Has anyone eaten gas station food in Japan. How was it

Interesting video here comparing/contrasting the US and Japan, in which the creator suggests that the widespread availability of “reasonably healthy” food options at ubiquitous convenience stores in Japan contributes to a healthy population there. Yes, if you want, you can get fried pork sandwiches and donuts - but you can also get rice/seaweed, fermented beans, an array of fish-based dishes, salads, and other healthy stuff, all packaged and ready to go, some hot, some cold. The options in US convenience stores and fast-food restaurants generally aren’t so varied and skew strongly toward unhealthy.

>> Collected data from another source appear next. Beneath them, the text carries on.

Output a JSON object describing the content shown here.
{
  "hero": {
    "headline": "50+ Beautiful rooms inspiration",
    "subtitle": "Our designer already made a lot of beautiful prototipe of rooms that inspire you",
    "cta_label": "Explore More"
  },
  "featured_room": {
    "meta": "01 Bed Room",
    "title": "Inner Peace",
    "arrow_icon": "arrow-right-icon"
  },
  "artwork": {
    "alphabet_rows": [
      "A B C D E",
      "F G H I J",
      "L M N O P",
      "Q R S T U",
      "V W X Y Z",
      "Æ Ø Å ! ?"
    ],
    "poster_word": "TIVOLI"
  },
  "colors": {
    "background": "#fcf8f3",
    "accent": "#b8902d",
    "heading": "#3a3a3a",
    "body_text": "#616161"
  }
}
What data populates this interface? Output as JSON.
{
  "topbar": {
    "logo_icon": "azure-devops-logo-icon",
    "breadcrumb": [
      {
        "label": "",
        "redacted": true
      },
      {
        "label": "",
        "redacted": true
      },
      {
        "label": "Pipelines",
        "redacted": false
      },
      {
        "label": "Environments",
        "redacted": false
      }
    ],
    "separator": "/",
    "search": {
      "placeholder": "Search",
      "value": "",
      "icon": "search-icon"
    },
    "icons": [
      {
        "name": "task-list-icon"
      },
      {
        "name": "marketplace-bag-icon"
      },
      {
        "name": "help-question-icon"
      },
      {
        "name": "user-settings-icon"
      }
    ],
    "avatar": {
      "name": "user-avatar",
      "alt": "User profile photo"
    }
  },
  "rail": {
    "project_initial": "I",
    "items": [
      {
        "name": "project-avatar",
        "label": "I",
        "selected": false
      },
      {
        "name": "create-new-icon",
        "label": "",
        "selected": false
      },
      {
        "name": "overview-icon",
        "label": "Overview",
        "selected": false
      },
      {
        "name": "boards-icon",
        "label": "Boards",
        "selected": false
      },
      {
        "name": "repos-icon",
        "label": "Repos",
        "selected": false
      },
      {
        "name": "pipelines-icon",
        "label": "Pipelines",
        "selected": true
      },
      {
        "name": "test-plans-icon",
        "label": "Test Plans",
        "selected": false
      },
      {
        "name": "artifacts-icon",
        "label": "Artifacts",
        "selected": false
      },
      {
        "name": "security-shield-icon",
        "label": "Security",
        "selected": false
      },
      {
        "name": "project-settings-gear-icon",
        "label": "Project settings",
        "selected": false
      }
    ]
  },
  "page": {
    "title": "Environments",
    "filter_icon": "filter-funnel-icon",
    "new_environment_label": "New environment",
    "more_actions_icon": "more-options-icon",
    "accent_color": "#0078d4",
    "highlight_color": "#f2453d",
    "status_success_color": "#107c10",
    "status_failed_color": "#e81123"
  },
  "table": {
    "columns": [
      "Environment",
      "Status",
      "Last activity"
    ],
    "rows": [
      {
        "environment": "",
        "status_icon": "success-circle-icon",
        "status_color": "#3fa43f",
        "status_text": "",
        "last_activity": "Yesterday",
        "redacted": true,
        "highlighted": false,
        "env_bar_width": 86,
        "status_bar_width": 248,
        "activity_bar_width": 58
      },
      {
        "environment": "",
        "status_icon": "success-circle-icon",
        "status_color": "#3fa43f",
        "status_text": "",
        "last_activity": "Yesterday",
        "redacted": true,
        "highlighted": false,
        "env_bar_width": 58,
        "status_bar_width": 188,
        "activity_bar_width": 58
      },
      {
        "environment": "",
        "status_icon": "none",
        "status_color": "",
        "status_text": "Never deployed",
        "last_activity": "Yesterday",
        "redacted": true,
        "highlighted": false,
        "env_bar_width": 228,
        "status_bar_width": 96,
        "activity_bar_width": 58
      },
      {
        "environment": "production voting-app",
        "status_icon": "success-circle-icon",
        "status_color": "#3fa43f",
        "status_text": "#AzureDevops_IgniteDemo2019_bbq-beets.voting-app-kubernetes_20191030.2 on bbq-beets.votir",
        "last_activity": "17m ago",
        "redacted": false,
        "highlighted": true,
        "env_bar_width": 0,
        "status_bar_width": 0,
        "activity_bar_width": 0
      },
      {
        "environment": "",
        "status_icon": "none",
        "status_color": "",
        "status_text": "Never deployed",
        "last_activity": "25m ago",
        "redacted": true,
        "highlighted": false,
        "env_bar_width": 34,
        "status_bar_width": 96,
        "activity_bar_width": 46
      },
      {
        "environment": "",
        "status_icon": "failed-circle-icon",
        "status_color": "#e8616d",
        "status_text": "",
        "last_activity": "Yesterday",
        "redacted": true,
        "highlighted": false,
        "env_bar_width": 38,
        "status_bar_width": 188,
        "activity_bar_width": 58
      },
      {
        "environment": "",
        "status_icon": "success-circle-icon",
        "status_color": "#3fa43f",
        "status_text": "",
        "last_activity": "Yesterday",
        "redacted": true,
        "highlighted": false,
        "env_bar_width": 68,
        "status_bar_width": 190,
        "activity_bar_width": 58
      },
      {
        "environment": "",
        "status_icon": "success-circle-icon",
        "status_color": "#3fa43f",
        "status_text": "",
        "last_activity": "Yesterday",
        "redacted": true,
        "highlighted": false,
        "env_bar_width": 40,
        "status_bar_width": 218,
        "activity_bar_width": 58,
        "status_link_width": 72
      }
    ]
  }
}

To some extent, this may be a chicken-and-egg thing, i.e. US convenience stores might stock healthier items if they thought customers would buy them.

Vending machines, too. Corn soup, milk packets, juice packets, tea, etc.

The food at 7-11 in Japan is really good. Great onigiri in particular (which I guess aren’t that complicated to make, but in comparison to the prepared food in US it’s night and day)

ETA: most convenience stores also have a wide variety of freshly-fried foods available if you’re into that… still sitting under a heat lamp but leagues better than what I’ve seen in local convenience stores

Bumped for this.

I want a home version.

Japanese have a tendency to go against modernization in anything to do with food and home. Not so much in terms of the consumer, but more on the side of business. They’ll have created the robot purely with the aim of getting some advertising and once they’re done, they’ll throw the robot out without ever checking how well the chicken sold or whether it could be affordably mass produced.

There will probably only be the one machine and, if you know someone, you can probably get it as a gift once they’re done with it.